After finally inaugurating its much delayed first commercial flight earlier this month, Uruguayan start-up BQB is now planning to shift its focus back to Montevideo.
The airline, which is currently operating twice weekly domestic flights between Montevideo and Salto as its sole commercial operation, will add on 11 June three weekly flights from Montevideo to Rivera in Northern Uruguay. BQB has also announced intentions to fly from the Uruguayan capital to Florianopolis in Southern Brazil once a week.
This is BQB's fourth launch scheme as it originally planned to start flying out of Colonia del Sacramento on the La Plata River, which runs between Uruguay and Argentina. Later the carrier opted to establish a Montevideo hub, but the lack of available international traffic rights forced the airline to select a base at Punta del Este.
BQB's attempt to launch in March was curbed by Argentinean authorities who refused to grant BQB traffic rights to serve Buenos Aires from Punta del Este. After it failed to receive those rights BQB was forced to cancel its inaugural flight at the last minute.

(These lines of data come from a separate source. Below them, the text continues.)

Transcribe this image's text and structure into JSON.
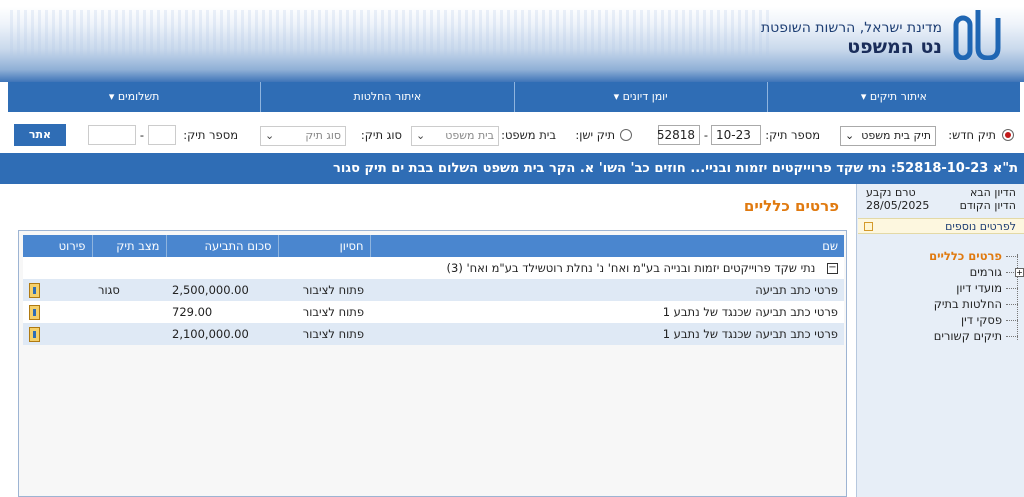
{
  "header": {
    "org_line": "מדינת ישראל, הרשות השופטת",
    "system_name": "נט המשפט"
  },
  "nav": {
    "items": [
      {
        "label": "איתור תיקים ▾"
      },
      {
        "label": "יומן דיונים ▾"
      },
      {
        "label": "איתור החלטות"
      },
      {
        "label": "תשלומים ▾"
      }
    ]
  },
  "search": {
    "new_case_label": "תיק חדש:",
    "new_case_select": "תיק בית משפט",
    "case_number_label": "מספר תיק:",
    "case_number_part1": "52818",
    "case_number_part2": "10-23",
    "old_case_label": "תיק ישן:",
    "court_label": "בית משפט:",
    "court_select": "בית משפט",
    "case_type_label": "סוג תיק:",
    "case_type_select": "סוג תיק",
    "old_number_label": "מספר תיק:",
    "old_number_part1": "",
    "old_number_sep": "-",
    "old_number_part2": "",
    "go_button": "אתר"
  },
  "case_title": "ת\"א 52818-10-23: נתי שקד פרוייקטים יזמות ובניי... חוזים כב' השו' א. הקר בית משפט השלום בבת ים תיק סגור",
  "sidebar": {
    "next_hearing_label": "הדיון הבא",
    "next_hearing_value": "טרם נקבע",
    "prev_hearing_label": "הדיון הקודם",
    "prev_hearing_value": "28/05/2025",
    "more_details": "לפרטים נוספים",
    "tree": [
      {
        "label": "פרטים כלליים"
      },
      {
        "label": "גורמים"
      },
      {
        "label": "מועדי דיון"
      },
      {
        "label": "החלטות בתיק"
      },
      {
        "label": "פסקי דין"
      },
      {
        "label": "תיקים קשורים"
      }
    ]
  },
  "main": {
    "section_title": "פרטים כלליים",
    "columns": [
      "שם",
      "חסיון",
      "סכום התביעה",
      "מצב תיק",
      "פירוט"
    ],
    "group_label": "נתי שקד פרוייקטים יזמות ובנייה בע\"מ ואח' נ' נחלת רוטשילד בע\"מ ואח' (3)",
    "rows": [
      {
        "name": "פרטי כתב תביעה",
        "privacy": "פתוח לציבור",
        "amount": "2,500,000.00",
        "status": "סגור"
      },
      {
        "name": "פרטי כתב תביעה שכנגד של נתבע 1",
        "privacy": "פתוח לציבור",
        "amount": "729.00",
        "status": ""
      },
      {
        "name": "פרטי כתב תביעה שכנגד של נתבע 1",
        "privacy": "פתוח לציבור",
        "amount": "2,100,000.00",
        "status": ""
      }
    ]
  }
}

Now BQB has shifted its base back to Montevideo in order to resume domestic operations in a country that has not seen local flights for years.
A source consulted at BQB's corporate parent, the ferry company Buquebus, says that the company "still hopes to obtain international traffic rights soon" and confirms that previously announced flights between Punta del Este and Porto Alegre in Southern Brazil are "still on the table", although it may have to wait until "after the [southern hemisphere] winter".
Uruguay's aviation law currently allows flag carrier Pluna to veto any other domestic competitor's proposed international service as long as it can prove that the requested international route is "well served".
But the Buquebus source says that is "absurd", and the situation will change soon. He acknowledges that operating only five short haul flight rotations per week with its two ATR 72-500 turboprops at a fare of around US$30 is "still a far cry from what we had originally planned".
However, he says that this is positioning BQB as an airline which "genuinely cares about the transportation needs of the Uruguayans", in reference to public scrutiny of partly state-owned Pluna operating routes in Paraguay and Chile using aircraft financially guaranteed by the Uruguayan government.